The democrats greatest failure was probably not championing freedom and free speech. You don't give such a precious thing to your political enemies.
It is refreshing to see conservatives arguing for it. You shouldn't believe them, but liberals arguing for speech codes should reorient themselves. Best start would be yesterday.
It's not, you can safely ignore anyone so untethered to reality that they either a) parrot "orange man bad" to deflect any criticism of Trump or b) actually believe yet another emails story.
It's like there's this collective cultural shrug of acceptance whenever someone does something that 1) makes a profit 2) is technically legal.
And people just jump in with explanations of how it totally makes sense to act like that in the given the profit motive.
It sets a pretty low bar for expectations. Also, it gives a lot of power to individuals whose modus operandi is the above.
But why is this the expectation? You could also subscribe to and support a publication because they make the hard choices, also publish the unpopular news. Because you think this is important. However, if you do this, support the publication, but the publication starts chasing profit instead of truth, then in the US, joke's on you! Of course they would chase profit instead of truth, everybody will tell you.
It kind of reminds me of the Ferengi in Star Trek sometimes. Does the Star Trek universe perhaps offer any insight how they run a society when the entirety of this society is doing nothing but chase profit?
> Before, when they were dependent on advertising, they needed to be objective and represent all viewpoints because they needed to reach as large an audience as possible.

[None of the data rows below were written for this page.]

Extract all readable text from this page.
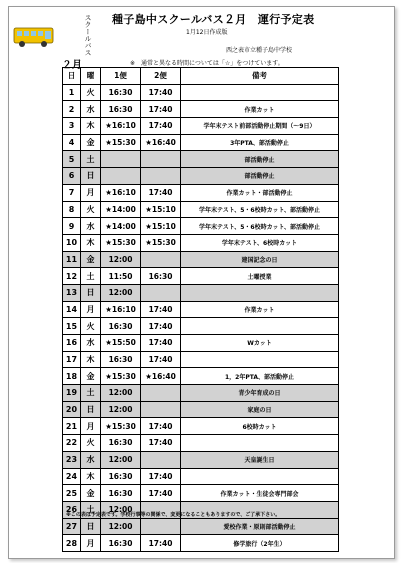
スクールバス 種子島中スクールバス２月　運行予定表
1月12日作成版
西之表市立種子島中学校
２月	※　通常と異なる時間については「☆」をつけています。
日	曜	1便	2便	備考
1	火	16:30	17:40	
2	水	16:30	17:40	作業カット
3	木	★16:10	17:40	学年末テスト前部活動停止期間（～9日）
4	金	★15:30	★16:40	3年PTA、部活動停止
5	土			部活動停止
6	日			部活動停止
7	月	★16:10	17:40	作業カット・部活動停止
8	火	★14:00	★15:10	学年末テスト、5・6校時カット、部活動停止
9	水	★14:00	★15:10	学年末テスト、5・6校時カット、部活動停止
10	木	★15:30	★15:30	学年末テスト、6校時カット
11	金	12:00		建国記念の日
12	土	11:50	16:30	土曜授業
13	日	12:00		
14	月	★16:10	17:40	作業カット
15	火	16:30	17:40	
16	水	★15:50	17:40	Wカット
17	木	16:30	17:40	
18	金	★15:30	★16:40	1，2年PTA、部活動停止
19	土	12:00		青少年育成の日
20	日	12:00		家庭の日
21	月	★15:30	17:40	6校時カット
22	火	16:30	17:40	
23	水	12:00		天皇誕生日
24	木	16:30	17:40	
25	金	16:30	17:40	作業カット・生徒会専門部会
26	土	12:00		
27	日	12:00		愛校作業・原則部活動停止
28	月	16:30	17:40	修学旅行（2年生）
※この表は予定表です。学校行事等の関係で、変更になることもありますので、ご了承下さい。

No, they needed to represent viewpoints that were palatable to their advertisers.
A US-centric, neo-liberal world-view does not really 'represent all viewpoints'.
Their revenue isn't declining, so the argument can't be based on their survival as a company. They are growing and there's multiple ways to grow. There's no excuse for being 'fallen' anymore.
I think it is the other way around. There are fewer advertisers than subscribers, so the publication's strategy tends to get optimized towards keeping those few(er) people happy.
You don't have to, at least if you're private. There's the option to actually stop. That's not necessarily a horrible thing, even if some people think it is.
What we're really seeing is the difference between those that actually want to "provide the best X possible as a business" and those that "want to make money in the market for X".
Everyone says they are the former, but the difference is that those that actually are sometimes go out of business rather than compromise too far. Those that are the latter may not want to compromise too far but, well, "the goal is to make a profit, right?"
I would imagine its probably because their advertising revenue has been falling down because of the internet. You have to be flexible with your standards when your revenue is declining.